Uganda’s Electoral Commission has put a ban in 13 districts on public campaigns ahead of the January 14, 2021 general elections in Uganda where President Yoweri Museveni is seeking to extend his 35 year rule in the East African nation. The campaigns, which were halted on the grounds of increasing numbers of COVID-19 among the population, have been violent and the ground unequal as opposition candidates and their supporters have on several occasions been violently stopped from holding rallies, beaten and arrested.
In the latest series of violent crackdown on Sunday December 27th, Francis Senteza Kalibala alias Franck has died. He was “run over by a military police patrol truck” as him and others transferred journalist Saif-llah Ashraf Kasirye, shot in the head, to a hospital in the capital city, Kampala from the southern district of Masaka.
Francis Senteza Kalibala was a private bodyguard of Ugandan opposition candidate Robert Kyagulanyi Ssentamu, commonly known as Bobi Wine.
Kalibala is the latest life lost in the election campaign. On the other hand, Kasirye remains in critical condition after surgery.
On December 28th, Ugandan journalists walked away from a military press briefing in protest of what they called targeted beatings and shootings of members of the press while covering the election campaigns.
At the start of the campaigns, over 50 people were killed, hundreds injured in the country between November 18 -20 as security forces violently responded to protests over the arrest of the National Unity Platform (NUP) candidate and leading opposition figure Bobi Wine. Over 600 people were arrested in connection to the protest which police said took place in 116 scenes. The death toll in Kampala was the highest recorded in decades in political events.
Another presidential candidate Patrick Amuriat Oboi of the Forum for Democratic Change (FDC) was also arrested in the eastern district of Jinja on his way to another campaign site. His party reports that Amuriat was rushed to hospital after being pepper-sprayed and lost eyesight temporarily.

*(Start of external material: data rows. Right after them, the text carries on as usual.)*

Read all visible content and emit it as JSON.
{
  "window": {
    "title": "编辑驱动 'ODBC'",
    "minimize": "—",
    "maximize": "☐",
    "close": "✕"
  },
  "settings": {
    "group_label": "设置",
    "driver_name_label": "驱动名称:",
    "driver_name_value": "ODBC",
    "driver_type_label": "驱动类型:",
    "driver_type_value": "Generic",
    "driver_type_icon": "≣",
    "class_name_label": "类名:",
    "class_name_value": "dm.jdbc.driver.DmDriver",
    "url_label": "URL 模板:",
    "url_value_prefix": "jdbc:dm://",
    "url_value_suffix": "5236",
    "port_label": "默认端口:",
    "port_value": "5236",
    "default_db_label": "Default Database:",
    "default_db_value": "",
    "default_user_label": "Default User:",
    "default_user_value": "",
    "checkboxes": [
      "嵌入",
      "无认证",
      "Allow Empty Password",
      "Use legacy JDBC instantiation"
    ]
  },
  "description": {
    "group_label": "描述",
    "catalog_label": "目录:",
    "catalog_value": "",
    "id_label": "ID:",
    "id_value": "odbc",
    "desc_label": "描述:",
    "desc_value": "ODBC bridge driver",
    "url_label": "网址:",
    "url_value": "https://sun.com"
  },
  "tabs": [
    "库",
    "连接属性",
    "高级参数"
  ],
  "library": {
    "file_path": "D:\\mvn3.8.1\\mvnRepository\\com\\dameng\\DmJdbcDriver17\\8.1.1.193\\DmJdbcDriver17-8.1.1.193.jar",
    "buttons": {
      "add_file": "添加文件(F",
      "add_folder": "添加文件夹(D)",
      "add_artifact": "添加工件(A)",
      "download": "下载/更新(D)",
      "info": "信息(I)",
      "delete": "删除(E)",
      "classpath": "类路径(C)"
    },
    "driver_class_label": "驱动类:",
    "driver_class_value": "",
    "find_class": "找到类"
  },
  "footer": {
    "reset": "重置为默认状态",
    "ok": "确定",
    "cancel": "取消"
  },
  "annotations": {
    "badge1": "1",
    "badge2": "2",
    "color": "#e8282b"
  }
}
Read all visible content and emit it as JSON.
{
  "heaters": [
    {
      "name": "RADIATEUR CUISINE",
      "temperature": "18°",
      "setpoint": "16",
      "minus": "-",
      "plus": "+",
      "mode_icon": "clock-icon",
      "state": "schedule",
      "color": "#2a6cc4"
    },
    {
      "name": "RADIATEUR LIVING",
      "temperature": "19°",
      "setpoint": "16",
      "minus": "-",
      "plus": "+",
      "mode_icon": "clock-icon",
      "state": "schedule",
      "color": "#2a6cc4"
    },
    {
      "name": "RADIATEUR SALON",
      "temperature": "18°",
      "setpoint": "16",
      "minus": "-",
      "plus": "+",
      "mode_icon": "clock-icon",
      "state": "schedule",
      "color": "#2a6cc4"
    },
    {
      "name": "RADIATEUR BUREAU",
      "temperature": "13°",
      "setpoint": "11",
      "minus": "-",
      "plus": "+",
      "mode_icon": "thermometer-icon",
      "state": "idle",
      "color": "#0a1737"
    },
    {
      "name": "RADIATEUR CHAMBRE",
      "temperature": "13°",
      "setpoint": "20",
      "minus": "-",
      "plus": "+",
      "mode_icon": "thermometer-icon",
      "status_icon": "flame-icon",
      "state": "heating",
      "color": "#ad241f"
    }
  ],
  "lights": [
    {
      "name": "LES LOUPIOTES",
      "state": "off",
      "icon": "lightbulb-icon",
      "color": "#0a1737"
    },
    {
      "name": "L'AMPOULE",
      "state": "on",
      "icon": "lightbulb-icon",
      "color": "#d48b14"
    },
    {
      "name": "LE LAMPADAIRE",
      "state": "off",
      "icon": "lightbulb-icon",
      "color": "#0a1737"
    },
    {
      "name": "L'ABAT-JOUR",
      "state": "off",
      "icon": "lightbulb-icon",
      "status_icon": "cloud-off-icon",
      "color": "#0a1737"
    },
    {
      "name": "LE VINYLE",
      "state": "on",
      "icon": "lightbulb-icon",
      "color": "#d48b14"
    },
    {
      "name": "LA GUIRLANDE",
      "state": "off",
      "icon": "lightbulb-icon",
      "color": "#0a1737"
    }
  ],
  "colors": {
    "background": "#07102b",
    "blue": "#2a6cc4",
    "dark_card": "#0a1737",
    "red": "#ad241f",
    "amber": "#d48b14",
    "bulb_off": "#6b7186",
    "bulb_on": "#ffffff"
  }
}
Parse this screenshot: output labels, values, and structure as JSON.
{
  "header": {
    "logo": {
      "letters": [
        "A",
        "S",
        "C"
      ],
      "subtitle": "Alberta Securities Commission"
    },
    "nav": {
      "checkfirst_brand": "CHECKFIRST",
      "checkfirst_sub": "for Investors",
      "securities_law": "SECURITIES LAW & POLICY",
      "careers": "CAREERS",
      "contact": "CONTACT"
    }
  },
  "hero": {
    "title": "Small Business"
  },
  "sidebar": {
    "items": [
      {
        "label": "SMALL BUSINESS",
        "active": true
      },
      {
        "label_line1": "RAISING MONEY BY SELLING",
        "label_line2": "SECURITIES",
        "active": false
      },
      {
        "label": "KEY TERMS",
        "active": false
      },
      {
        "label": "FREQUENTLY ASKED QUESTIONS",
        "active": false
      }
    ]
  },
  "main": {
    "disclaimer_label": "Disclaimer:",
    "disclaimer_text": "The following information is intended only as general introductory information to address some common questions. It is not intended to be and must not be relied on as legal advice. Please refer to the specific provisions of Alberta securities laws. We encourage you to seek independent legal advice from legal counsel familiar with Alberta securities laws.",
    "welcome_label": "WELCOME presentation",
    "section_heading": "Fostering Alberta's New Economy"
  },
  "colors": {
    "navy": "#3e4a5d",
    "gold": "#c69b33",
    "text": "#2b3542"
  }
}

The violent crackdown has also extended to the civic space where Non-governmental organisations have been targeted and their activities sabotaged.
The Financial Intelligence Authority (FIA) had barely a week earlier frozen the accounts of Uganda Women’s Network (UWONET) and Uganda National-NGO Forum for alleged terror financing.
Renowned human rights lawyer and head of Chapter Four Uganda, Nicholas Opiyo, was arrested on December 23 and jailed on charges of money laundering. His co-accused are other lawyers Simon Peter Esomu, Anthony Odur, Dakasi Herbert and Hamidu Tenywa, a human rights officer at NUP party.
Article 29 of the Constitution guarantees protection of freedom of conscience, expression, movement, assembly and association including freedom of press and other media.
However, Museveni’s grip on power over the years has made it difficult for the most basic rights of citizens to be upheld in the country. The right to protest has been almost non existent as the 2013 Public Order Management Act (POMA) that regulates public assemblies has been used to curtail the rights. It wasn’t until March 2020 that the Constitutional Court nullified a provision in this law that granted “the Inspector General of Police, or such designated officer, absolute discretion and broad authority to: stop or prevent the holding of a public meeting on reasonable grounds that it is likely to cause a breach of peace; use force and disperse public meetings; as well as impose criminal liability on organizers and participants in public meetings.”
Despite this annulment, the largely partisan and militarised police holds unquestionable powers over public assemblies. The conditions for a free and fair election remain uncertain amidst the widespread violence against political opponents.
AfricTivistes is concerned about the systematic crackdown on the media and the opposition and the impunity enjoyed by the perpetrators.
AfricTivistes reminds Ugandan authorities that the COVID-19 pandemic should not be used to trample on the rights of citizens as the African Commission for Human and Peoples Rights recalled to all countries at the start of the pandemic.
AfricTivistes is worried that Ugandan authorities want to skew the electoral process under false pretences in order to rob Ugandans of their right to participate in an electoral process.
AfricTivistes recalls that the Constitution of Uganda should be upheld, ensuring all parties are guaranteed an equal playing field for the conduct of a transparent election that meets democratic requirements.
AfricTivistes demands the unconditional release of all people including civil society leaders who have been held on trumped up charges and for authorities to ensure swift access for families and lawyers to the opposition supporters held incommunicado.
AfricTivistes calls on the security forces to remain true republicans and not to follow the illegal and illegitimate orders of the Ugandan President who is brutalising his people.
AfricTivistes further calls for all those involved in the ongoing violence and the murder of over 50 people in November to be brought to book.
AfricTivists believe that Yoweri Museveni shames Africa by wanting to remain in power after 35 years in power.
AfricTivistes strongly believes that the international community, particularly the African Union and the United Nations, must not remain indifferent to Yoweri Museveni's dictatorial excesses.
AfricTivistes stands in solidarity with the Ugandan people who continue to be vocal and defend their rights in the face of a deteriorating security situation in the country.